Oh, man. I should write headlines for a newspaper or something. That copy is jake.
The Orange heads south to New Jersey (gross) Saturday to play Princeton. This game would usually be one of the highlights of the season: Two nationally-ranked powerhouses clubbing each other until one team bleeds out on the turf, signaling victory for the crushing destroyer.
Unfortunately, tomorrow's game isn't exactly lining up like that. Princeton is balls-deep in a stinking mess of a season right now, the polar opposite of the year that Syracuse has been putting together.
The Tigers are currently 2-5 overall, with wins against Brown (me, you, and a bucket of cold ones could beat the Bears) and Johns Hopkins (I still can't explain how this happened). What's striking, though, isn't that Princeton can't beat anyone. It's that the Tigers have the attributes of both a competitive and a really uncompetitive team.
I wrote about the Tigers' problems a few weeks back for College Crosse. (You're reading it every day, right? Good. I'd hunt you down and glue your head to your monitor if you weren't.) I think a lot of the stuff in that piece still holds true:
- Princeton can't generate offensive possessions because a) they can't win draws, and b) they're stopping nobody on the ride.
- As they're not playing many offensive possessions, they're forced to play a ton of defensive possessions. And their defensive possessions are troublesome because . . .
- . . . Tyler Fiorito (Princeton's goalie) is still being asked to make tons of saves on zillions of opponent shots happening on defensive possessions.
- The Princeton defense in front of Fiorito isn't doing its job marking off-ball offensive players, yielding an even worse defensive assist rate now than they were at the time of the piece (the Tigers are now 49th nationally rather than 42nd).
- Princeton's six-on-six offense is pretty impotent with the absences of Mike Chenanchuk (didn't return after last season), Jack McBride (sidelined for the year due to injury), and Rob Engelke (graduated). Injuries haven't helped on that end, either.

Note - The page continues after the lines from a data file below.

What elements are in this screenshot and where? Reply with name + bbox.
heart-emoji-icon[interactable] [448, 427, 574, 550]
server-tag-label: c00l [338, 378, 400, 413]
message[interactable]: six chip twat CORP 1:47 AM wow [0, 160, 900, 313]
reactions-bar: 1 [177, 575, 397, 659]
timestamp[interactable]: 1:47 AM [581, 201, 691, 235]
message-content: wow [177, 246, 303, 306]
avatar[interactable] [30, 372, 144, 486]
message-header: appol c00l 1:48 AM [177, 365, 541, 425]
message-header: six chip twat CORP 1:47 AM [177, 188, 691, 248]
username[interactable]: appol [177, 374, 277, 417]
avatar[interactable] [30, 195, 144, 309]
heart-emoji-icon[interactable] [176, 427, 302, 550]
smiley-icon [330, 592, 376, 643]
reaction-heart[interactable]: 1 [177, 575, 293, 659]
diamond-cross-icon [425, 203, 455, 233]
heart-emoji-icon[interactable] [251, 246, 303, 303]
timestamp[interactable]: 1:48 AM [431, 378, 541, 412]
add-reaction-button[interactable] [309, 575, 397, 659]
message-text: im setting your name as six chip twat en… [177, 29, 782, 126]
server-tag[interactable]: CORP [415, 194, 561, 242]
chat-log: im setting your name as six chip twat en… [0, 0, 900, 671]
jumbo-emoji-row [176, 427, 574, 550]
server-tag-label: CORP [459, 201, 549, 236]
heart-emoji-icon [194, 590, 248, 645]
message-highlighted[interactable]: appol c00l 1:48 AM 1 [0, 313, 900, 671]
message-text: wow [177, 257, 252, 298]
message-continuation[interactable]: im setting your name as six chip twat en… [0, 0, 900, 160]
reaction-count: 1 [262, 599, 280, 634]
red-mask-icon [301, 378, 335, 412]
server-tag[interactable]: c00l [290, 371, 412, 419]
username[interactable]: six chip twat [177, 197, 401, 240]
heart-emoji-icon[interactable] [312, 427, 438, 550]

When push comes to shove, this isn't the Princeton of old. There's no Hubbard. No Sims. No Hess, Prager, Trombino, Boyle, and on and on and on. The guys that could turn a three-goal deficit into a two-goal lead just aren't there for the Tigers this year. Right now, it's Tom Schreiber, Forest Sonnenfeldt, Chris McBride, and Jeff Froccaro just trying to piece something together for Princeton's offense.
And yet, the Tigers are dangerous. Princeton is just above the national average in adjusted offensive efficiency and just outside the top-10 in adjusted defensive efficiency. They've played a brutal schedule thus far (I have them with the second-toughest nationally based on efficiency values) and have lost three games by a single goal (two were overtime affairs).
I guess the takeaway is this: Princeton isn't a great team, but they're also not miserable; they're better than 2-5 but go about their business like a 2-5 team.
(I don't know if any of that makes sense.)
So, what are some ways that Syracuse can win tomorrow?
- Show up. You can't beat Princeton if you can't get 10 guys on the field. A forfeit would be devastating and probably really embarrassing.
- It's time for Jeremy Thompson to rip it up at the dot. Princeton is going to play really, really slow on Saturday (the Tigers are the slowest team in the country at 52.60 possessions per 60 minutes). A little "make it, take it" would put Princeton on their heels and hopefully playing from a gigantic hole.
- No brain farts defensively. Princeton can't shoot (they're 59th in offensive shooting percentage), and they don't share the ball (they're 49th in offensive assist rate). Lade, Galloway, and Associates just need to focus on doing what they've done all year: Committing detached murder.
- Watch the penalties. Princeton plays on the man-up a ton. With guys like Brian Megill frequently playing loose, there's no need to act all emo and have self-inflicted wounds. Easy with the nonsense; the Tigers should find plenty of ways to screw things up on their own.
Syracuse should win, but the contest has the potential to become one of those "Why is everyone pissing me off?" type of games.